Remember when Ethan Hawke seemed like a no-brainer for his gripping performance as the tortured pastor in Paul Schrader’s “First Reformed”? It seems as though Williem Dafoe got Hawke’s slot for the under-the-radar, but quite good, Vincent van Gogh biopic “At Eternity’s Gate.” It’s the fourth nomination for the veteran actor, and the second in a row following last year’s “The Florida Project.”


Many expected the first time actress Yalitza Aparicio to be nominated for her leading performance as the quiet housekeeper and nanny Cleo in Alfonso Cuaron’s “Roma,” but a supporting nomination for Marina de Tavira seemed to come out of nowhere. Not that it’s undeserved! As the mother of four trying to manage a household while her marriage is falling apart, de Tavira is excellent and integral to the emotional resonance of the story.

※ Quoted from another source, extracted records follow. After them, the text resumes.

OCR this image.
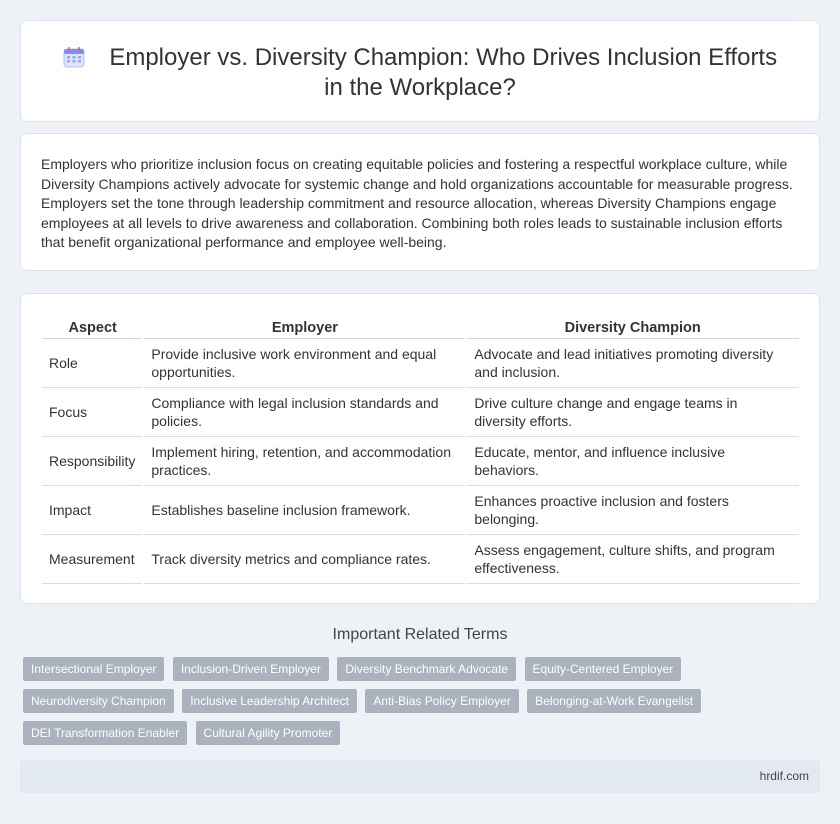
Employer vs. Diversity Champion: Who Drives Inclusion Efforts in the Workplace?

Employers who prioritize inclusion focus on creating equitable policies and fostering a respectful workplace culture, while Diversity Champions actively advocate for systemic change and hold organizations accountable for measurable progress. Employers set the tone through leadership commitment and resource allocation, whereas Diversity Champions engage employees at all levels to drive awareness and collaboration. Combining both roles leads to sustainable inclusion efforts that benefit organizational performance and employee well-being.

Aspect	Employer	Diversity Champion
Role	Provide inclusive work environment and equal opportunities.	Advocate and lead initiatives promoting diversity and inclusion.
Focus	Compliance with legal inclusion standards and policies.	Drive culture change and engage teams in diversity efforts.
Responsibility	Implement hiring, retention, and accommodation practices.	Educate, mentor, and influence inclusive behaviors.
Impact	Establishes baseline inclusion framework.	Enhances proactive inclusion and fosters belonging.
Measurement	Track diversity metrics and compliance rates.	Assess engagement, culture shifts, and program effectiveness.
Important Related Terms
Intersectional Employer Inclusion-Driven Employer Diversity Benchmark Advocate Equity-Centered Employer
Neurodiversity Champion Inclusive Leadership Architect Anti-Bias Policy Employer Belonging-at-Work Evangelist
DEI Transformation Enabler Cultural Agility Promoter
hrdif.com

After a Cinderella year with “La La Land,” Damien Chazelle’s ambitious Neil Armstrong biopic “First Man” stumbled on the awards circuit. While Chazelle wasn’t on the top of many lists for another directing nomination (after becoming the youngest ever to win the award for “La La Land”), most expected Justin Hurwitz’s theremin-based score to at least be among the nominees, or Claire Foy for her supporting performance.


This is honestly getting a little tiresome. Following in the footsteps of the Golden Globes and the Directors Guild, the directing nominees this year are all men, and all the best picture nominees were directed by men too, which just seems downright egregious in a year with films like Debra Granik’s “Leave No Trace,” Chloe Zhao’s “The Rider,” Tamara Jenkins’ “Private Life,” all of which got no nominations, and Marielle Heller’s “Can You Ever Forgive Me?” which picked up acting and screenwriting nods. Documentaries had a much better showing for female directors, with “RBG,” from Betsy West and Julie Cohen, and “Free Solo,” which was co-directed by Elizabeth Chai Vasarhelyi.


The addiction drama “Beautiful Boy” and the conversion therapy film “Boy Erased” may not have been anyone’s front runners, but it was a little surprising that neither Timothee Chalamet nor Lucas Hedges got acting nominations. The two young stars have each been nominated once, Hedges for “Manchester by the Sea” and Chalamet for “Call Me By Your Name.” But as they’re only 22 (Hedges) and 23-years-old, they’ll have plenty more opportunities for Oscar gold.


The role of Mary Poppins sent Julie Andrews singing to a best actress Oscar in 1965, but Emily Blunt couldn’t recreate the magic with “Mary Poppins Returns,” despite widespread praise for her performance. Like Andrews, it would have been Blunt’s first nomination.